Dr Mozaffarian’s work showed that heart disease was reversed with increased saturated fat, reduced omega 6 fats, and carbohydrates replaced with fat in general (3).

It makes sense to us. Hopefully you have found this helpful and have a better understanding of which fats support you or your loved one’s health.

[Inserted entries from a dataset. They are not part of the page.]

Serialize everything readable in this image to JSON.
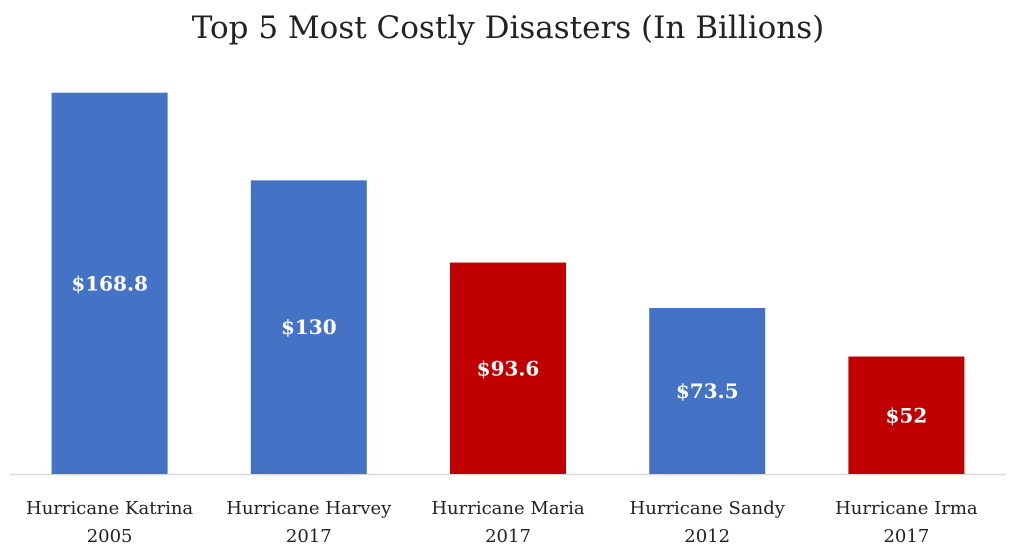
{
  "chart_data": {
    "type": "bar",
    "title": "Top 5 Most Costly Disasters (In Billions)",
    "categories": [
      [
        "Hurricane Katrina",
        "2005"
      ],
      [
        "Hurricane Harvey",
        "2017"
      ],
      [
        "Hurricane Maria",
        "2017"
      ],
      [
        "Hurricane Sandy",
        "2012"
      ],
      [
        "Hurricane Irma",
        "2017"
      ]
    ],
    "values": [
      168.8,
      130,
      93.6,
      73.5,
      52
    ],
    "data_labels": [
      "$168.8",
      "$130",
      "$93.6",
      "$73.5",
      "$52"
    ],
    "bar_colors": [
      "#4472c4",
      "#4472c4",
      "#c00000",
      "#4472c4",
      "#c00000"
    ],
    "xlabel": "",
    "ylabel": "",
    "ylim": [
      0,
      170
    ],
    "grid": false,
    "legend": "none"
  },
  "colors": {
    "baseline": "#d9d9d9",
    "label_text": "#ffffff",
    "axis_text": "#222222"
  }
}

1. Krachler B et al. Fatty acid profile of the erythrocyte membrane preceding development of Type 2 diabetes mellitus. Nutr Metab Cardiovasc Dis. 2008 Sep;18(7):503-10. Epub 2007 Nov 26.
2. Nagashree RS et al. Effect of a Diet Enriched with Fresh Coconut Saturated Fats on Plasma Lipids and ErythrocyteFatty Acid Composition in Normal Adults. J Am Coll Nutr. 2017 Jul;36(5):330-334.
3. Mozaffarian D, Rimm EB, Herrington DM. Dietary fats, carbohydrate, and progression of coronary atherosclerosis in postmenopausal women. The American journal of clinical nutrition. 2004;80(5):1175-1184.

Here are a few more foundations to remember:

• A high carbohydrate diet increases inflammation and inflammation plays a role in most diseases.

• C-Reactive Protein is one way to see inflation markers in our blood analysis.

• Eight hours of sleep each night is key.

• Reducing stress and finding pure joy in your life is essential.